George RR Martin joked that as much as he loved historical fiction, his problem with it was “that you always know what’s going to happen”. Even when you know the outcome, however, the journey can still be exciting – something true of Louisa Treger’s impressive Madwoman (Bloomsbury Publishing). The novel describes the extraordinary bravery of 19th-century journalist Elizabeth Cochran Seaman. Under the pen-name Nellie Bly, Seaman wrote a blistering exposé of the insane asylum at Blackwell’s Island, a “human rat trap” in which she intentionally got herself incarcerated. Her ordeal makes for a dramatic story.
Another historical novel written with panache is Rebecca Stott’s Dark Earth (4th Estate), the gripping tale of two women who flee to Londinium in 500 AD. It is a novel that puts a female perspective right at the centre of a time period usually dominated by men’s stories. I also enjoyed Natasha Pulley’s The Half Life of Valery K (Bloomsbury), an engrossing novel set in Siberia in 1963. The story was inspired by some chilling real events after the cover-up of a radiation leak.
The tales in Oskar Jensen’s Vagabonds: Life on the Streets of Nineteenth-Century London (Duckworth) confirm that the much-trumpeted “Victorian values” were, in reality, little more than the shameful lack of humanity towards the poor.

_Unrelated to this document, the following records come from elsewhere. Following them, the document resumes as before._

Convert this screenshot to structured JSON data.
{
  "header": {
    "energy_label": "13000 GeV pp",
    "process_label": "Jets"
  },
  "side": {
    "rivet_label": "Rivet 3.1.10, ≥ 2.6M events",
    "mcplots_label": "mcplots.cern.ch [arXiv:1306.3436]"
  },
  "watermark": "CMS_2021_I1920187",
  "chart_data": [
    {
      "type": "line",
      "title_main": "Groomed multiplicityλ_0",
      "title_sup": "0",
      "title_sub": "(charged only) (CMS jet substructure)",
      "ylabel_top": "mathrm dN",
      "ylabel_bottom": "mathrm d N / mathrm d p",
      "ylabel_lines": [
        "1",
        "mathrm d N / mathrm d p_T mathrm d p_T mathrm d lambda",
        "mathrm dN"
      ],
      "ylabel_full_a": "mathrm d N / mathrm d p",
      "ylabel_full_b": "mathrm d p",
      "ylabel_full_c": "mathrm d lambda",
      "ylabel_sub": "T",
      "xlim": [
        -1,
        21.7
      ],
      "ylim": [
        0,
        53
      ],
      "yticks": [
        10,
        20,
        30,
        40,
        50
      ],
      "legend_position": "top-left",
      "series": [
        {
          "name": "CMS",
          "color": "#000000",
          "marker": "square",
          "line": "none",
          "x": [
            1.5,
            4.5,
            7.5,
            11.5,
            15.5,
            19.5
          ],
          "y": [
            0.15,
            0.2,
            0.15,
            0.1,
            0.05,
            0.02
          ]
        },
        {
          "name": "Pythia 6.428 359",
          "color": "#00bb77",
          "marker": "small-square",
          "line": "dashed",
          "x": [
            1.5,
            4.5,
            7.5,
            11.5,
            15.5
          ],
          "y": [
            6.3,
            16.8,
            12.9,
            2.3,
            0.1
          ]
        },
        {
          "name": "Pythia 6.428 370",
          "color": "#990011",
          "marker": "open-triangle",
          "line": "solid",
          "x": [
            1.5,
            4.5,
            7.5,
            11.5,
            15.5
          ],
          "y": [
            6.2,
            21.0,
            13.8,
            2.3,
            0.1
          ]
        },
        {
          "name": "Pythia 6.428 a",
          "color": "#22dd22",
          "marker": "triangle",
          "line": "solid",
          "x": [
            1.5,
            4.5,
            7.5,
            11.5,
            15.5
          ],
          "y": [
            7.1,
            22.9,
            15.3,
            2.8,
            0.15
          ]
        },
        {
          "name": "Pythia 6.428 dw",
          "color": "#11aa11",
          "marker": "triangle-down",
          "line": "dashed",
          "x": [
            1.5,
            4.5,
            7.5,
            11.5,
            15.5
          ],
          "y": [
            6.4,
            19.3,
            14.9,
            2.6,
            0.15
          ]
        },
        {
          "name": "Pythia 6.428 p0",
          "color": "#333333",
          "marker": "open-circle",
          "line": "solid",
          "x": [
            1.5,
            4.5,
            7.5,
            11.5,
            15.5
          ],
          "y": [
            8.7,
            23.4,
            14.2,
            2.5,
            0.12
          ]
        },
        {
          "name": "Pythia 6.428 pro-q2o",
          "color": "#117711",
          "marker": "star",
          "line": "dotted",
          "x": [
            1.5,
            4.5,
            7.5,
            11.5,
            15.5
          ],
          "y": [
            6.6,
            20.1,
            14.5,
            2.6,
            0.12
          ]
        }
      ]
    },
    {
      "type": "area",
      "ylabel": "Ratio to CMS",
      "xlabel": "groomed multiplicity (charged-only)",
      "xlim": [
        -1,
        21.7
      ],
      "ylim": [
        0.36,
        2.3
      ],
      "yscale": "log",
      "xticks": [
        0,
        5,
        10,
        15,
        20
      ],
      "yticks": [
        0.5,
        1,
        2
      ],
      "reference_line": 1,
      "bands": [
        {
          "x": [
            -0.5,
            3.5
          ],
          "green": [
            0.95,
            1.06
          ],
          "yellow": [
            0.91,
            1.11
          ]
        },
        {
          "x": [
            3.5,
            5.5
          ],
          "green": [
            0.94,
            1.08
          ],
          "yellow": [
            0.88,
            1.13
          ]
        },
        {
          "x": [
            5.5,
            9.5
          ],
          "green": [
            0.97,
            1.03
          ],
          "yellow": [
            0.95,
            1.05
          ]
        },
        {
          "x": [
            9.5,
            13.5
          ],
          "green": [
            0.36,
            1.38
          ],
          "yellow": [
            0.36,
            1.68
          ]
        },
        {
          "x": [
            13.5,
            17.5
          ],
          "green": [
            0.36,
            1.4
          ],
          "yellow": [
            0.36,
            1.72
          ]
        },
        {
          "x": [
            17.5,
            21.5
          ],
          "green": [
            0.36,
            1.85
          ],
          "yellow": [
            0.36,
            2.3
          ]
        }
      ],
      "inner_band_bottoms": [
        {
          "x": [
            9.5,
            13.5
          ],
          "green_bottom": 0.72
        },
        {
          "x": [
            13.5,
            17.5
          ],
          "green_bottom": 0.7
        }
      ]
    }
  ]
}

The book, rich in research, provides a telling account of how, even in death, the impoverished were “chivvied and moved on”. When the rail lines into London’s St Pancras were being laid in the 1860s, tens of thousands of bodies, some of them in freshly dug graves, were “unceremoniously unearthed, jumbled up, indiscriminately buried”. It does at least explain why, growing up in the area, I always felt an eerie Tangina Barrow Poltergeist vibe around the station.